A carta de Trump diz que a tarifa de 50% começará em 1º de agosto e será separada de todas as tarifas setoriais. A carta acrescentou que Trump instruiu o representante de Comércio dos EUA, James Greer, a iniciar uma investigação sobre o que ele chamou de práticas comerciais injustas do Brasil, particularmente sobre o comércio digital de empresas norte-americanas.
Na segunda-feira, Lula atacou Trump depois que o líder norte-americano ameaçou impor uma tarifa adicional de 10% sobre o grupo Brics de nações em desenvolvimento, que ele chamou de "antiamericano".
"O mundo mudou. Não queremos um imperador", disse Lula a repórteres quando perguntado sobre uma possível tarifa contra o Brics. "Somos nações soberanas", acrescentou Lula. "Se ele acha que pode impor tarifas, outros países têm o direito de impor tarifas também."
"CAÇA ÀS BRUXAS"
As tensões entre os Estados Unidos e o Brasil já haviam se intensificado mais cedo nesta quarta-feira, depois que o Itamaraty convocou o encarregado de negócios da embaixada dos EUA em Brasília para prestar esclarecimentos por causa de uma nota defendendo Bolsonaro.
"Jair Bolsonaro e sua família têm sido fortes parceiros dos Estados Unidos. A perseguição política contra ele, sua família e seus apoiadores é vergonhosa e desrespeita as tradições democráticas do Brasil. Reforçamos a declaração do presidente Trump. Estamos acompanhando de perto a situação", disse a embaixada.
A embaixada dos EUA em Brasília confirmou que seu encarregado de negócios, Gabriel Escobar, teve uma reunião com autoridades do Itamaraty, embora tenha se recusado a compartilhar detalhes sobre a conversa.
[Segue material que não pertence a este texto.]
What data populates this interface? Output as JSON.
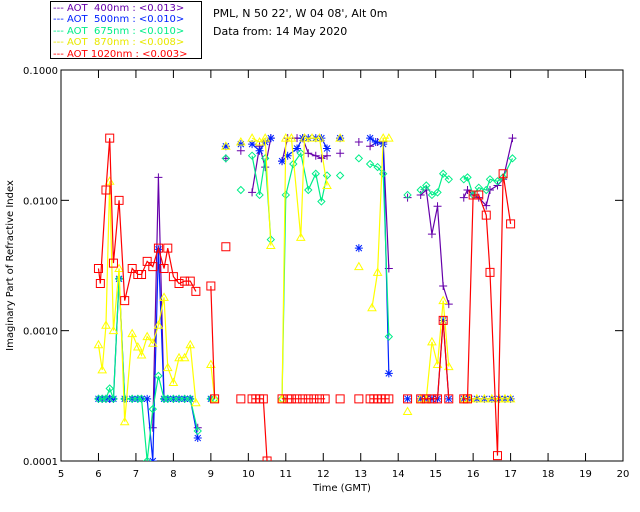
{
  "header": {
    "location": "PML, N 50 22', W 04 08', Alt 0m",
    "date": "Data from: 14 May 2020"
  },
  "chart_data": {
    "type": "line",
    "title": "",
    "xlabel": "Time (GMT)",
    "ylabel": "Imaginary Part of Refractive Index",
    "xlim": [
      5,
      20
    ],
    "ylim": [
      0.0001,
      0.1
    ],
    "yscale": "log",
    "xticks": [
      "5",
      "6",
      "7",
      "8",
      "9",
      "10",
      "11",
      "12",
      "13",
      "14",
      "15",
      "16",
      "17",
      "18",
      "19",
      "20"
    ],
    "yticks": [
      {
        "v": 0.1,
        "label": "0.1000"
      },
      {
        "v": 0.01,
        "label": "0.0100"
      },
      {
        "v": 0.001,
        "label": "0.0010"
      },
      {
        "v": 0.0001,
        "label": "0.0001"
      }
    ],
    "legend_position": "top-left-outside",
    "series": [
      {
        "name": "AOT  400nm : <0.013>",
        "color": "#6600aa",
        "marker": "plus",
        "points": [
          [
            6.0,
            0.0003
          ],
          [
            6.1,
            0.0003
          ],
          [
            6.2,
            0.0003
          ],
          [
            6.3,
            0.0003
          ],
          [
            6.4,
            0.0003
          ],
          null,
          [
            7.45,
            0.00018
          ],
          [
            7.6,
            0.015
          ],
          [
            7.75,
            0.0003
          ],
          null,
          [
            8.65,
            0.00018
          ],
          null,
          [
            9.4,
            0.021
          ],
          null,
          [
            9.8,
            0.024
          ],
          null,
          [
            10.1,
            0.0115
          ],
          [
            10.3,
            0.026
          ],
          [
            10.45,
            0.018
          ],
          [
            10.6,
            0.03
          ],
          null,
          [
            10.9,
            0.02
          ],
          [
            11.05,
            0.03
          ],
          [
            11.3,
            0.03
          ],
          [
            11.45,
            0.03
          ],
          [
            11.6,
            0.023
          ],
          [
            11.8,
            0.022
          ],
          [
            11.95,
            0.021
          ],
          [
            12.1,
            0.022
          ],
          null,
          [
            12.45,
            0.023
          ],
          null,
          [
            12.95,
            0.028
          ],
          null,
          [
            13.25,
            0.026
          ],
          [
            13.45,
            0.028
          ],
          [
            13.6,
            0.028
          ],
          [
            13.75,
            0.003
          ],
          null,
          [
            14.25,
            0.0105
          ],
          null,
          [
            14.6,
            0.011
          ],
          [
            14.75,
            0.012
          ],
          [
            14.9,
            0.0055
          ],
          [
            15.05,
            0.009
          ],
          [
            15.2,
            0.0022
          ],
          [
            15.35,
            0.0016
          ],
          null,
          [
            15.75,
            0.0105
          ],
          [
            15.85,
            0.012
          ],
          [
            16.0,
            0.011
          ],
          [
            16.15,
            0.0105
          ],
          [
            16.35,
            0.0091
          ],
          [
            16.45,
            0.012
          ],
          [
            16.65,
            0.013
          ],
          [
            16.8,
            0.0145
          ],
          [
            17.05,
            0.03
          ]
        ]
      },
      {
        "name": "AOT  500nm : <0.010>",
        "color": "#0022ff",
        "marker": "star",
        "points": [
          [
            6.0,
            0.0003
          ],
          [
            6.1,
            0.0003
          ],
          [
            6.2,
            0.0003
          ],
          [
            6.3,
            0.0003
          ],
          [
            6.4,
            0.0003
          ],
          [
            6.55,
            0.0025
          ],
          [
            6.7,
            0.0003
          ],
          [
            6.9,
            0.0003
          ],
          [
            7.05,
            0.0003
          ],
          [
            7.15,
            0.0003
          ],
          [
            7.3,
            0.0003
          ],
          [
            7.45,
            0.0001
          ],
          [
            7.6,
            0.0042
          ],
          [
            7.75,
            0.0003
          ],
          [
            7.85,
            0.0003
          ],
          [
            8.0,
            0.0003
          ],
          [
            8.15,
            0.0003
          ],
          [
            8.3,
            0.0003
          ],
          [
            8.45,
            0.0003
          ],
          [
            8.65,
            0.00015
          ],
          null,
          [
            9.0,
            0.0003
          ],
          null,
          [
            9.4,
            0.026
          ],
          null,
          [
            9.8,
            0.027
          ],
          null,
          [
            10.1,
            0.027
          ],
          [
            10.3,
            0.024
          ],
          [
            10.45,
            0.028
          ],
          [
            10.6,
            0.03
          ],
          null,
          [
            10.9,
            0.02
          ],
          [
            11.05,
            0.022
          ],
          [
            11.3,
            0.025
          ],
          [
            11.45,
            0.03
          ],
          [
            11.6,
            0.03
          ],
          [
            11.8,
            0.03
          ],
          [
            11.95,
            0.03
          ],
          [
            12.1,
            0.025
          ],
          null,
          [
            12.45,
            0.03
          ],
          null,
          [
            12.95,
            0.0043
          ],
          null,
          [
            13.25,
            0.03
          ],
          [
            13.4,
            0.028
          ],
          [
            13.6,
            0.027
          ],
          [
            13.75,
            0.00047
          ],
          null,
          [
            14.25,
            0.0003
          ],
          null,
          [
            14.6,
            0.0003
          ],
          [
            14.75,
            0.0003
          ],
          [
            14.9,
            0.0003
          ],
          [
            15.05,
            0.0003
          ],
          [
            15.2,
            0.0012
          ],
          [
            15.35,
            0.0003
          ],
          null,
          [
            15.75,
            0.0003
          ],
          [
            15.9,
            0.0003
          ],
          [
            16.1,
            0.0003
          ],
          [
            16.3,
            0.0003
          ],
          [
            16.5,
            0.0003
          ],
          [
            16.7,
            0.0003
          ],
          [
            16.85,
            0.0003
          ],
          [
            17.0,
            0.0003
          ]
        ]
      },
      {
        "name": "AOT  675nm : <0.010>",
        "color": "#00ee88",
        "marker": "diamond",
        "points": [
          [
            6.0,
            0.0003
          ],
          [
            6.1,
            0.0003
          ],
          [
            6.2,
            0.0003
          ],
          [
            6.3,
            0.00036
          ],
          [
            6.4,
            0.0003
          ],
          [
            6.55,
            0.0025
          ],
          [
            6.7,
            0.0003
          ],
          [
            6.9,
            0.0003
          ],
          [
            7.05,
            0.0003
          ],
          [
            7.15,
            0.0003
          ],
          [
            7.3,
            0.0001
          ],
          [
            7.45,
            0.00025
          ],
          [
            7.6,
            0.00045
          ],
          [
            7.75,
            0.0003
          ],
          [
            7.85,
            0.0003
          ],
          [
            8.0,
            0.0003
          ],
          [
            8.15,
            0.0003
          ],
          [
            8.3,
            0.0003
          ],
          [
            8.45,
            0.0003
          ],
          [
            8.65,
            0.00017
          ],
          null,
          [
            9.0,
            0.0003
          ],
          [
            9.1,
            0.0003
          ],
          null,
          [
            9.4,
            0.021
          ],
          null,
          [
            9.8,
            0.012
          ],
          null,
          [
            10.1,
            0.022
          ],
          [
            10.3,
            0.011
          ],
          [
            10.45,
            0.021
          ],
          [
            10.6,
            0.005
          ],
          null,
          [
            10.9,
            0.0003
          ],
          [
            11.0,
            0.011
          ],
          [
            11.2,
            0.019
          ],
          [
            11.4,
            0.023
          ],
          [
            11.6,
            0.012
          ],
          [
            11.8,
            0.016
          ],
          [
            11.95,
            0.0098
          ],
          [
            12.1,
            0.0155
          ],
          null,
          [
            12.45,
            0.0155
          ],
          null,
          [
            12.95,
            0.021
          ],
          null,
          [
            13.25,
            0.019
          ],
          [
            13.45,
            0.018
          ],
          [
            13.6,
            0.016
          ],
          [
            13.75,
            0.0009
          ],
          null,
          [
            14.25,
            0.011
          ],
          null,
          [
            14.6,
            0.012
          ],
          [
            14.75,
            0.013
          ],
          [
            14.9,
            0.011
          ],
          [
            15.05,
            0.0115
          ],
          [
            15.2,
            0.016
          ],
          [
            15.35,
            0.0145
          ],
          null,
          [
            15.75,
            0.0145
          ],
          [
            15.85,
            0.015
          ],
          [
            16.0,
            0.011
          ],
          [
            16.15,
            0.0125
          ],
          [
            16.35,
            0.012
          ],
          [
            16.45,
            0.0145
          ],
          [
            16.65,
            0.014
          ],
          [
            16.8,
            0.015
          ],
          [
            17.05,
            0.021
          ]
        ]
      },
      {
        "name": "AOT  870nm : <0.008>",
        "color": "#ffff00",
        "marker": "triangle",
        "points": [
          [
            6.0,
            0.00078
          ],
          [
            6.1,
            0.0005
          ],
          [
            6.2,
            0.0011
          ],
          [
            6.3,
            0.014
          ],
          [
            6.4,
            0.001
          ],
          [
            6.55,
            0.003
          ],
          [
            6.7,
            0.0002
          ],
          [
            6.9,
            0.00095
          ],
          [
            7.05,
            0.00075
          ],
          [
            7.15,
            0.00065
          ],
          [
            7.3,
            0.0009
          ],
          [
            7.45,
            0.0008
          ],
          [
            7.6,
            0.0011
          ],
          [
            7.75,
            0.0018
          ],
          [
            7.85,
            0.00052
          ],
          [
            8.0,
            0.0004
          ],
          [
            8.15,
            0.00062
          ],
          [
            8.3,
            0.00062
          ],
          [
            8.45,
            0.00078
          ],
          [
            8.6,
            0.00028
          ],
          null,
          [
            9.0,
            0.00055
          ],
          [
            9.1,
            0.0003
          ],
          null,
          [
            9.4,
            0.026
          ],
          null,
          [
            9.8,
            0.028
          ],
          null,
          [
            10.1,
            0.03
          ],
          [
            10.3,
            0.028
          ],
          [
            10.45,
            0.03
          ],
          [
            10.6,
            0.0045
          ],
          null,
          [
            10.9,
            0.0003
          ],
          [
            11.0,
            0.03
          ],
          [
            11.15,
            0.03
          ],
          [
            11.4,
            0.0052
          ],
          [
            11.5,
            0.03
          ],
          [
            11.7,
            0.03
          ],
          [
            11.9,
            0.03
          ],
          [
            12.1,
            0.013
          ],
          null,
          [
            12.45,
            0.03
          ],
          null,
          [
            12.95,
            0.0031
          ],
          null,
          [
            13.3,
            0.0015
          ],
          [
            13.45,
            0.0028
          ],
          [
            13.6,
            0.03
          ],
          [
            13.75,
            0.03
          ],
          null,
          [
            14.25,
            0.00024
          ],
          null,
          [
            14.6,
            0.0003
          ],
          [
            14.75,
            0.0003
          ],
          [
            14.9,
            0.00082
          ],
          [
            15.05,
            0.00055
          ],
          [
            15.2,
            0.0017
          ],
          [
            15.35,
            0.00053
          ],
          null,
          [
            15.75,
            0.0003
          ],
          [
            15.9,
            0.0003
          ],
          [
            16.1,
            0.0003
          ],
          [
            16.3,
            0.0003
          ],
          [
            16.5,
            0.0003
          ],
          [
            16.7,
            0.0003
          ],
          [
            16.85,
            0.0003
          ],
          [
            17.0,
            0.0003
          ]
        ]
      },
      {
        "name": "AOT 1020nm : <0.003>",
        "color": "#ff0000",
        "marker": "square",
        "points": [
          [
            6.0,
            0.003
          ],
          [
            6.05,
            0.0023
          ],
          [
            6.2,
            0.012
          ],
          [
            6.3,
            0.03
          ],
          [
            6.4,
            0.0033
          ],
          [
            6.55,
            0.01
          ],
          [
            6.7,
            0.0017
          ],
          [
            6.9,
            0.003
          ],
          [
            7.05,
            0.0027
          ],
          [
            7.15,
            0.0027
          ],
          [
            7.3,
            0.0034
          ],
          [
            7.45,
            0.0031
          ],
          [
            7.6,
            0.0043
          ],
          [
            7.75,
            0.003
          ],
          [
            7.85,
            0.0043
          ],
          [
            8.0,
            0.0026
          ],
          [
            8.15,
            0.0023
          ],
          [
            8.3,
            0.0024
          ],
          [
            8.45,
            0.0024
          ],
          [
            8.6,
            0.002
          ],
          null,
          [
            9.0,
            0.0022
          ],
          [
            9.1,
            0.0003
          ],
          null,
          [
            9.4,
            0.0044
          ],
          null,
          [
            9.8,
            0.0003
          ],
          null,
          [
            10.1,
            0.0003
          ],
          [
            10.2,
            0.0003
          ],
          [
            10.3,
            0.0003
          ],
          [
            10.4,
            0.0003
          ],
          [
            10.5,
            0.0001
          ],
          null,
          [
            10.9,
            0.0003
          ],
          [
            11.05,
            0.0003
          ],
          [
            11.15,
            0.0003
          ],
          [
            11.3,
            0.0003
          ],
          [
            11.45,
            0.0003
          ],
          [
            11.6,
            0.0003
          ],
          [
            11.75,
            0.0003
          ],
          [
            11.9,
            0.0003
          ],
          [
            12.05,
            0.0003
          ],
          null,
          [
            12.45,
            0.0003
          ],
          null,
          [
            12.95,
            0.0003
          ],
          null,
          [
            13.25,
            0.0003
          ],
          [
            13.35,
            0.0003
          ],
          [
            13.45,
            0.0003
          ],
          [
            13.55,
            0.0003
          ],
          [
            13.65,
            0.0003
          ],
          [
            13.75,
            0.0003
          ],
          null,
          [
            14.25,
            0.0003
          ],
          null,
          [
            14.6,
            0.0003
          ],
          [
            14.75,
            0.0003
          ],
          [
            14.9,
            0.0003
          ],
          [
            15.05,
            0.0003
          ],
          [
            15.2,
            0.0012
          ],
          [
            15.35,
            0.0003
          ],
          null,
          [
            15.75,
            0.0003
          ],
          [
            15.85,
            0.0003
          ],
          [
            16.0,
            0.011
          ],
          [
            16.15,
            0.011
          ],
          [
            16.35,
            0.0077
          ],
          [
            16.45,
            0.0028
          ],
          [
            16.65,
            0.00011
          ],
          [
            16.8,
            0.016
          ],
          [
            17.0,
            0.0066
          ]
        ]
      }
    ]
  }
}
O Itamaraty não respondeu a um pedido de comentário sobre o encontro.
Bolsonaro é réu em um processo no Supremo Tribunal Federal (STF) acusado de tramar um golpe de Estado após perder a eleição presidencial para Lula em 2022. O ex-presidente também está inelegível até 2030 por decisão do Tribunal Superior Eleitoral (TSE) em casos separados ao que ele é réu no Supremo.
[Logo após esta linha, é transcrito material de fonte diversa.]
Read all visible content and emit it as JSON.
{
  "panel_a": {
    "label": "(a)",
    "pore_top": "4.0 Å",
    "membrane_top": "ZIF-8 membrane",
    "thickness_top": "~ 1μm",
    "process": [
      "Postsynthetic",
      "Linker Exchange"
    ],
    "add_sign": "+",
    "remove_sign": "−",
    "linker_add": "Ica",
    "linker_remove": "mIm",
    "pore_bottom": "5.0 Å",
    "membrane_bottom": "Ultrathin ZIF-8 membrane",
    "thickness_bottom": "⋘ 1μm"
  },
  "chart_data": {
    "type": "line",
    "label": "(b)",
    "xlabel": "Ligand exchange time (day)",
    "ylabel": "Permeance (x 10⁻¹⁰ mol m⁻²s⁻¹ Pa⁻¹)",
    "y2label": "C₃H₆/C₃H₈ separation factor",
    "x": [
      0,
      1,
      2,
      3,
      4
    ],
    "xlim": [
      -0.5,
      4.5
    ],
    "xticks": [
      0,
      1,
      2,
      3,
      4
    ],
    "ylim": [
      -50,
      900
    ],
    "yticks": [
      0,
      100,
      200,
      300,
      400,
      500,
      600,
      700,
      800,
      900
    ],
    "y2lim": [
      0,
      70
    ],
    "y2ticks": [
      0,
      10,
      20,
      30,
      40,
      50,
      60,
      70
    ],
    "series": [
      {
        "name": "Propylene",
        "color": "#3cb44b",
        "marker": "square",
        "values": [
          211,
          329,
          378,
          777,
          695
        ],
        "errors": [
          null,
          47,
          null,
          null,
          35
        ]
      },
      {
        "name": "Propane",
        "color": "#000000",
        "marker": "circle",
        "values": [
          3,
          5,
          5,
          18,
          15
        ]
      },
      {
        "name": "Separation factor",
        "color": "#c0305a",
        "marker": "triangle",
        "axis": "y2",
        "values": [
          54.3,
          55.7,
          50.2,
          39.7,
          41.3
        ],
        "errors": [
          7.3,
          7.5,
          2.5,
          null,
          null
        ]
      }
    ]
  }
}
Falando a repórteres em um evento com líderes da África Ocidental na Casa Branca antes do anúncio das tarifas, Trump disse nesta quarta que o Brasil "não tem sido bom para nós, nada bom", acrescentando que as tarifas seriam baseadas em "fatos muito, muito substanciais" e no histórico passado.
Na segunda-feira, Trump havia dito em uma publicação em rede social que Bolsonaro era vítima de uma "caça às bruxas" -- termo também usado por ele para referir-se a si mesmo após o fim de seu primeiro mandato na Casa Branca.
Em uma publicação em rede social, Bolsonaro não mencionou Trump, mas disse que "é perseguido porque segue vivo na consciência popular".
IMPACTO NAS EXPORTAÇÕES DE ALIMENTOS
As tarifas impostas ao Brasil podem ter um impacto significativo nos preços dos alimentos nos Estados Unidos. Cerca de um terço do café consumido nos EUA, o maior consumidor mundial da bebida, vem do Brasil, que é o maior produtor mundial de café. As exportações anuais de café brasileiro para os EUA chegam a cerca de 8 milhões de sacas, segundo grupos do setor.
Mais da metade do suco de laranja vendido nos EUA vem do Brasil, que detém 80% do comércio global do produto. A potência agrícola sul-americana também vende açúcar, carne bovina e etanol para os EUA, entre outros produtos.
"Essa medida impacta não só o Brasil, mas toda a indústria de sucos dos EUA, que emprega milhares de pessoas e tem o Brasil como seu principal fornecedor há décadas", disse Ibiapaba Netto, diretor executivo da CitrusBR, associação brasileira da indústria de suco de laranja.